Nigeria’s cocoa production has drastically decreased to 6% of global output, trailing competitors. A proposed National Cocoa Management Board (NCMB) aims to revitalize the industry by enhancing farmer support, ensuring price stability, and improving domestic processing. However, challenges, including new regulations and competition from other countries, persist, requiring strategic and comprehensive approaches to succeed.
Once a powerhouse in cocoa production, Nigeria now only contributes approximately 6 percent of the world’s cocoa output. This dramatic decline, which positioned Nigeria behind West African neighbors such as Côte d’Ivoire and Ghana, stems from misguided investments following the oil boom in the 1970s. A new bill proposing the National Cocoa Management Board (NCMB) could potentially rectify this trend, offering fresh hope for revitalizing the cocoa industry and improving livelihoods across the region.
Cocoa was historically a major export for Nigeria, accounting for almost half of national exports from the 1940s to the 1970s, thanks to supportive regional marketing boards. These boards, particularly the Western Nigeria Cocoa Marketing Board, provided essential services to farmers, from research and price stability to broader agricultural support. However, the centralization and bureaucratic issues under military governance crippled the sector, leading to delayed payments and unchecked diseases impacting production.
The decline truly accelerated after 1986 when Nigeria dissolved its national cocoa board, leading to a liberalized market that failed to protect farmers. Now, production has fallen to between 200,000 and 300,000 metric tonnes each year, starkly overshadowed by Ghana’s 700,000 and Côte d’Ivoire’s 1.8 million tonnes. The proposed NCMB aims to bring essential support back to producers, focusing on coordination, accessible credit, compliance with quality standards, and fostering both domestic processing and youth engagement.
One of the key goals of the NCMB is to stabilize prices and ensure that Nigerian cocoa can compete globally. Currently, local production can generate only about $750 per tonne of raw beans, a far cry from the $4,000 per tonne that the European market pays for processed goods.

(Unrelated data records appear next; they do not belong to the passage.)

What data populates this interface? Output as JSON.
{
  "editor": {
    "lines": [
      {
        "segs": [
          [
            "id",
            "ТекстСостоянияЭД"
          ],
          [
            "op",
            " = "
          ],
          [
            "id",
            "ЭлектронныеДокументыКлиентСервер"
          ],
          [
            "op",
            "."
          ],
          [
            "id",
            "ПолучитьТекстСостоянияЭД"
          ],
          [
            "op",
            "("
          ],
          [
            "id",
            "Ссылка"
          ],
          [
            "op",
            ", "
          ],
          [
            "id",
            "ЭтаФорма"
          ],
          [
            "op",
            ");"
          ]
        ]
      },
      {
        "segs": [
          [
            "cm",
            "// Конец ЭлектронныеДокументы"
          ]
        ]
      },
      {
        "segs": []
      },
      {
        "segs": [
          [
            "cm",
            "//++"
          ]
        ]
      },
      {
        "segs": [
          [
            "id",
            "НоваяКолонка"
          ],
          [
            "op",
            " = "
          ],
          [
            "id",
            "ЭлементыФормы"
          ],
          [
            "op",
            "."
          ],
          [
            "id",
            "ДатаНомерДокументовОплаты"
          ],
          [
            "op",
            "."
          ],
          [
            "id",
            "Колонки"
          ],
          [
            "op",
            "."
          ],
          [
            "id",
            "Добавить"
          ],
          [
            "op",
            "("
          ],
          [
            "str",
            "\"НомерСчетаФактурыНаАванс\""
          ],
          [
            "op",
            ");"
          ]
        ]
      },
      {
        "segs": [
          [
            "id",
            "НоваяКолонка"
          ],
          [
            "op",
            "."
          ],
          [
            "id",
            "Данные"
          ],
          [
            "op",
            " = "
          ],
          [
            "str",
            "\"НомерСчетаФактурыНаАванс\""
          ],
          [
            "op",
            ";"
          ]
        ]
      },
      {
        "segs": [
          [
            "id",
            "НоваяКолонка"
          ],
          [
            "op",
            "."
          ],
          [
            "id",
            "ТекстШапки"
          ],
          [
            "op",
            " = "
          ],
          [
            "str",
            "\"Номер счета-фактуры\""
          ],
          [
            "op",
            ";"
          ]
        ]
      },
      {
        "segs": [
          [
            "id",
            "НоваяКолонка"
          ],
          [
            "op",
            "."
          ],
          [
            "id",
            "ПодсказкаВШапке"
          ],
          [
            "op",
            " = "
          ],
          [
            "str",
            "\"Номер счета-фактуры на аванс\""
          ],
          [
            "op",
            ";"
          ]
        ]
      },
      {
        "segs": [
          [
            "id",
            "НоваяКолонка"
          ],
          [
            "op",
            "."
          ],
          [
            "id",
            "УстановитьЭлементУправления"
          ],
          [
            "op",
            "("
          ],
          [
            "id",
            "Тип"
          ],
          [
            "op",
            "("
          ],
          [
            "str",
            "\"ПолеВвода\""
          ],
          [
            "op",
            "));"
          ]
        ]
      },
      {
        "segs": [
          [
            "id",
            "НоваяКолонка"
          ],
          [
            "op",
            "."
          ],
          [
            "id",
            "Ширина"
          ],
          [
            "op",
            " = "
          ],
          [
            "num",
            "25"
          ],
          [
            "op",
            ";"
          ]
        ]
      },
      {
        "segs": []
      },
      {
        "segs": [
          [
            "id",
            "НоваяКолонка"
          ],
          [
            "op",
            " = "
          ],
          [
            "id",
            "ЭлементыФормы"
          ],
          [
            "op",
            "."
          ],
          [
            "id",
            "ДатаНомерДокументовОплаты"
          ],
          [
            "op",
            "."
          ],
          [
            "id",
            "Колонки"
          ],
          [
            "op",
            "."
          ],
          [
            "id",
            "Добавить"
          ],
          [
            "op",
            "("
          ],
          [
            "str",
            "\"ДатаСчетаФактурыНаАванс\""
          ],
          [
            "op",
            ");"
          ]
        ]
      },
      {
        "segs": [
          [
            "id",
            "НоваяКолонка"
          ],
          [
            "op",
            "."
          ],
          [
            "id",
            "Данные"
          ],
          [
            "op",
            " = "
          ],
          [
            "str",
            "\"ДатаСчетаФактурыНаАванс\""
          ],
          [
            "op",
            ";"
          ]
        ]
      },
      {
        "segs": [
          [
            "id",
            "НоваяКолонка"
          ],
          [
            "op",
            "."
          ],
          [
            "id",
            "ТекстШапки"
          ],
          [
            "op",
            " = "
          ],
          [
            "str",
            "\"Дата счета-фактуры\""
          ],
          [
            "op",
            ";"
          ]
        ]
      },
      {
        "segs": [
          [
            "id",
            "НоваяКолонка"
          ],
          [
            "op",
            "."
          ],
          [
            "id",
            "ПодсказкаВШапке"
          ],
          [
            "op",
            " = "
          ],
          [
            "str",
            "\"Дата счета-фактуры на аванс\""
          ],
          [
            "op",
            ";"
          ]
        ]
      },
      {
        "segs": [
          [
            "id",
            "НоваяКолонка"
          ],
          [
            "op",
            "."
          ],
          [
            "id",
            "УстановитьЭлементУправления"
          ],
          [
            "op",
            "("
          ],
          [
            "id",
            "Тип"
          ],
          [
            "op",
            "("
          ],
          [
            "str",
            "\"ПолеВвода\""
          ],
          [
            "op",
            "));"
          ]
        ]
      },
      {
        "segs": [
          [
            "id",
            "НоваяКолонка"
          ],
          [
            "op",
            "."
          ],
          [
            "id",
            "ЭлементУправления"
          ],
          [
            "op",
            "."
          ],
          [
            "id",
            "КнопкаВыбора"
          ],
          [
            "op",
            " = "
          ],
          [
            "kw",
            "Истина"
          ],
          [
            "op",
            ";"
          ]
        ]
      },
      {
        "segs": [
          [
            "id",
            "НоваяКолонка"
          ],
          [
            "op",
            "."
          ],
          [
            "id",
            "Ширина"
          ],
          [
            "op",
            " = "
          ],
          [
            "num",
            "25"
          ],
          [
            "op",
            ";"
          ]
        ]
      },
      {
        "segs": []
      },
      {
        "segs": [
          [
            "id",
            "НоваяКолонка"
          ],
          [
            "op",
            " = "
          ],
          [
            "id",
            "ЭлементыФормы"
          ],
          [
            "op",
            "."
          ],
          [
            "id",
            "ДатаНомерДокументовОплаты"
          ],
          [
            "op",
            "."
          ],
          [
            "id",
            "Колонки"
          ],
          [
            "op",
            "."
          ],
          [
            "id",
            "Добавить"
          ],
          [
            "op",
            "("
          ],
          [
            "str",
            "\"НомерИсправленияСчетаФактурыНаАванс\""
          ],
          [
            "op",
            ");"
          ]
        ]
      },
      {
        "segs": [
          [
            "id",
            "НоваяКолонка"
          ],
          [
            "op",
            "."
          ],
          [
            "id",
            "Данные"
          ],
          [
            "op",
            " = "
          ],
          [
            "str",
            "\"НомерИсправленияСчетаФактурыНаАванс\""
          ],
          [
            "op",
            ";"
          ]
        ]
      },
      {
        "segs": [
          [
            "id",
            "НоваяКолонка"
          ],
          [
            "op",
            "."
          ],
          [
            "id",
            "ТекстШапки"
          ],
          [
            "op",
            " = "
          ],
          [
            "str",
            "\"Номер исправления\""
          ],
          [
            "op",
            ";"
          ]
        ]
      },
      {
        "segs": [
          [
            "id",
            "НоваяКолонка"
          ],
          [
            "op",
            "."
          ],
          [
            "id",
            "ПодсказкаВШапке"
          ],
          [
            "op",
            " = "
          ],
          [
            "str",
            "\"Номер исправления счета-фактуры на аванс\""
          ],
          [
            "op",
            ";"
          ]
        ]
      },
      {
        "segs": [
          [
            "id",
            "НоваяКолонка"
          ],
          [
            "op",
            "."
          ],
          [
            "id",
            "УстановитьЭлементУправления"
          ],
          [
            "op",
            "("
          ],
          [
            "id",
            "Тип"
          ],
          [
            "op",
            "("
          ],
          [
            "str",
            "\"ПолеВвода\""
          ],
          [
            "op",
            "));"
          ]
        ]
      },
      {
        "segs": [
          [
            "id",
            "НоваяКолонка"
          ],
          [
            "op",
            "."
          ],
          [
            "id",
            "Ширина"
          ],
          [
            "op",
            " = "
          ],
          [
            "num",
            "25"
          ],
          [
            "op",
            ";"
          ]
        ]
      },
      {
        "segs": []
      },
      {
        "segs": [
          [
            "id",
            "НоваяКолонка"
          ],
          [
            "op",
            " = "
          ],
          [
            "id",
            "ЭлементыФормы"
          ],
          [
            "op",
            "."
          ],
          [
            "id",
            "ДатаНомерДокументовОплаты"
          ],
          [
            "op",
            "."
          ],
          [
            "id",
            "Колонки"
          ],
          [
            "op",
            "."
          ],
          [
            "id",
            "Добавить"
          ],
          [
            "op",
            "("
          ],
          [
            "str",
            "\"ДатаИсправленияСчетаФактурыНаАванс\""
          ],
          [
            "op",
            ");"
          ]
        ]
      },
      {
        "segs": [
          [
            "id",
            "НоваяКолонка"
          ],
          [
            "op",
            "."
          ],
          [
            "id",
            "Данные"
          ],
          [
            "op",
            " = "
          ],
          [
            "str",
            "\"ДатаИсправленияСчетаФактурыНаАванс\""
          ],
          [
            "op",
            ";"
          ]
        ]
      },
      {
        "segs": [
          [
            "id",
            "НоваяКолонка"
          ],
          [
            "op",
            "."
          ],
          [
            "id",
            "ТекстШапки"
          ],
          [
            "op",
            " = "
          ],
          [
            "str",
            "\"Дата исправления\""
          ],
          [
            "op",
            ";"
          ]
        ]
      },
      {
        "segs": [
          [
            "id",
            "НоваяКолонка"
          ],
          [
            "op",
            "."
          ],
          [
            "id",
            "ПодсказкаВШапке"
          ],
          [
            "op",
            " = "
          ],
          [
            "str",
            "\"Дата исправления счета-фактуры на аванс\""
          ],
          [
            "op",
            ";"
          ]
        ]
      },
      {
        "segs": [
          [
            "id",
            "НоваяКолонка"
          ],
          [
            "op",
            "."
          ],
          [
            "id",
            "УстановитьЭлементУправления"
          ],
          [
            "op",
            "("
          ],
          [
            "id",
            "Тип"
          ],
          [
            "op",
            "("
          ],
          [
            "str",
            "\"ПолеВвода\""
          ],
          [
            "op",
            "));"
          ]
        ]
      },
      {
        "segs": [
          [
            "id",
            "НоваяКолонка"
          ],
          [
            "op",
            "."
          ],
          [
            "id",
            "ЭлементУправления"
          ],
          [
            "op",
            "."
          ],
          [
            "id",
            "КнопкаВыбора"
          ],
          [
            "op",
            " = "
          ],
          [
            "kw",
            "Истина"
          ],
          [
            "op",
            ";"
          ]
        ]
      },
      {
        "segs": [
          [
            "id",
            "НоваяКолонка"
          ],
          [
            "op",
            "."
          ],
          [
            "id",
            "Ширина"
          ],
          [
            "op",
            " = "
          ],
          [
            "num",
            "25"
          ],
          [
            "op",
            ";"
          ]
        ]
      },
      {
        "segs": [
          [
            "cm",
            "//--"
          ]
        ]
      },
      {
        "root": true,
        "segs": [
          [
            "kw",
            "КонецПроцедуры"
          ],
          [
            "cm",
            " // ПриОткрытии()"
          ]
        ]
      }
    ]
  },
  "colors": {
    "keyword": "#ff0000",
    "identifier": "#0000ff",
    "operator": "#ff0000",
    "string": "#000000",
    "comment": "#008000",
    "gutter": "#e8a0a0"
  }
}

Enhancing value addition and developing a strong local processing sector is seen as vital to extract more economic value from cocoa, moving Nigeria beyond just exporting raw beans.
However, implementing the NCMB is fraught with challenges, particularly from evolving global market demands. New regulations, such as the European Union Deforestation Regulation (EUDR), require proof of sustainable sourcing for cocoa, potentially presenting serious barriers for Nigeria’s smallholder farmers. Lacking the capital and infrastructure necessary for compliance, these farmers might find themselves excluded from the market.
Nigeria’s competitors like Ecuador and Brazil are pushing forward with strategies that bolster their positions in premium markets, often investing heavily in both processing and certification systems. In contrast, should Nigeria continue to center its focus on exporting unprocessed beans, it risks further economic decline and lost opportunities for job creation.
Learning from neighbors Ghana and Côte d’Ivoire, Nigeria’s NCMB could benefit from adopting successful elements from their boards while being wary of their pitfalls, such as bureaucratic inefficiencies and ineffective price controls that often disadvantage farmers during price surges. Striking a balance between state oversight and private sector involvement with genuine farmer representation might be the right approach.
For impactful change, the NCMB should provide flexible price protections for farmers that align with international trends, fostering an agricultural ecosystem that addresses fundamental needs such as quality inputs and improved farming practices. Partnerships with research institutions and targeted investment in community resources will be critical for success.
Furthermore, the NCMB must prioritize aligning Nigeria’s cocoa sector with international compliance standards while integrating technology into its operations. Digital traceability and AI-based credits could enhance overall efficiency in the supply chain. To prevent a repeat of past issues, rigorous audits and direct accountability are essential to maintain focus on value chain development.
The formation of the NCMB marks a significant step forward, aiming to address years of neglect. However, for the cocoa economy in Nigeria to flourish, it must go beyond just establishing a board; it requires a holistic ecosystem—supporting infrastructure, funding, and robust oversight—is paramount. The time to act is now.
In conclusion, while the establishment of the National Cocoa Management Board represents a promising opportunity for Nigeria’s cocoa industry, significant challenges abound. Learning from the past and implementing a comprehensive strategy that includes regulatory compliance, technological integration, and flexible pricing could lead the sector into a new and sustainable era. The road ahead will require coordinated efforts across infrastructure, funding, and governance to truly revitalize Nigeria’s cocoa output and secure a prosperous future for its farmers.